All these steps will ensure that incremental volume growth keeps on coming, but the rest of the growth is going to be led by the company’s ability to raise prices. “We usually effect 11% hike every year, as our base ATP is low at around ₹700 per ticket,” adds Arun. The company also plans to stick to its pricing policy, as it does not want to confuse customers with different price points. Wonderla’s focus is now on creating new properties and establishing a pan-India presence, thereby, utilising its expertise and bringing in incremental growth.
In FY15, the company drew in ₹56 crore cash from operations, which, added to the net IPO proceeds of about ₹170 crore imply that the company is sitting on decent cash; this will largely be utilised for its Hyderabad project (on 50 acre), which is expected to be operational by April 2016. Here, the company also aims to build a resort or a hotel after it crosses 1 million visitors annually. Even at ₹800 per visitor realisation, the project should be possible to rake in ₹65 crore-70 crore of revenue in the first year with average annual footfalls of 8-10 lakh. In the first year, the company hopes to be profitable at the operating level, and within three years, expects to be profitable at net profit levels.

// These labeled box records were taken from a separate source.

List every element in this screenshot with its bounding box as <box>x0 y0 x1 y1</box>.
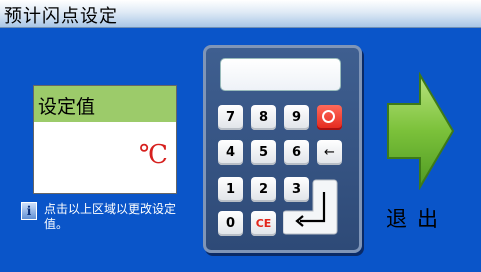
keypad-display <box>220 58 341 91</box>
key-0[interactable]: 0 <box>218 211 243 236</box>
key-8[interactable]: 8 <box>251 105 276 130</box>
setpoint-panel[interactable]: 设定值 ℃ <box>33 85 177 194</box>
power-button[interactable] <box>317 105 342 130</box>
keypad-row-1: 7 8 9 <box>216 105 351 131</box>
key-7[interactable]: 7 <box>218 105 243 130</box>
backspace-key[interactable]: ← <box>317 140 342 165</box>
setpoint-header-label: 设定值 <box>38 96 96 118</box>
key-4[interactable]: 4 <box>218 140 243 165</box>
exit-arrow-button[interactable] <box>384 72 456 190</box>
key-6[interactable]: 6 <box>284 140 309 165</box>
enter-key[interactable] <box>283 178 338 235</box>
window-title: 预计闪点设定 <box>4 6 118 27</box>
info-icon: i <box>21 202 37 220</box>
key-9[interactable]: 9 <box>284 105 309 130</box>
key-2[interactable]: 2 <box>251 177 276 202</box>
keypad-row-2: 4 5 6 ← <box>216 140 351 166</box>
key-1[interactable]: 1 <box>218 177 243 202</box>
key-5[interactable]: 5 <box>251 140 276 165</box>
power-icon <box>322 110 335 123</box>
temperature-unit: ℃ <box>138 140 168 170</box>
exit-label[interactable]: 退出 <box>386 203 448 233</box>
setpoint-header: 设定值 <box>34 86 176 122</box>
clear-entry-key[interactable]: CE <box>251 211 276 236</box>
calculator-keypad: 7 8 9 4 5 6 ← 1 2 3 0 CE <box>203 45 362 253</box>
title-bar: 预计闪点设定 <box>0 0 481 28</box>
hint-text: 点击以上区域以更改设定值。 <box>44 202 177 231</box>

The company aims to add one additional property after every two to three years and the next location it is looking at is Chennai, a project that is expected to be in the region of ₹300 crore. Its internal annual cash flow from operations is expected to jump to ₹70 crore in FY17 and ₹90 crore-100 crore in FY18. This essentially means that the company should have enough cash to part-finance the Chennai project, half of which it is planning to fund by debt. Based on the project cost of ₹300 crore, even a ₹150-crore debt will not touch half of its expanded equity, which is supposed to reach ₹400 crore in FY17. “We are very conservative and taking on debt at this juncture makes sense when we have enough equity and cash flows to service the loan,” says Arun.
That’s reflected in the company’s earnings per share, which has nearly doubled over the past four years from ₹5 in FY12 to ₹9 by FY15. And if Wonderla continues to allocate capital prudently in scaling up the business, at current valuations, investors could well make the most of what promises to be a fun-filled ride.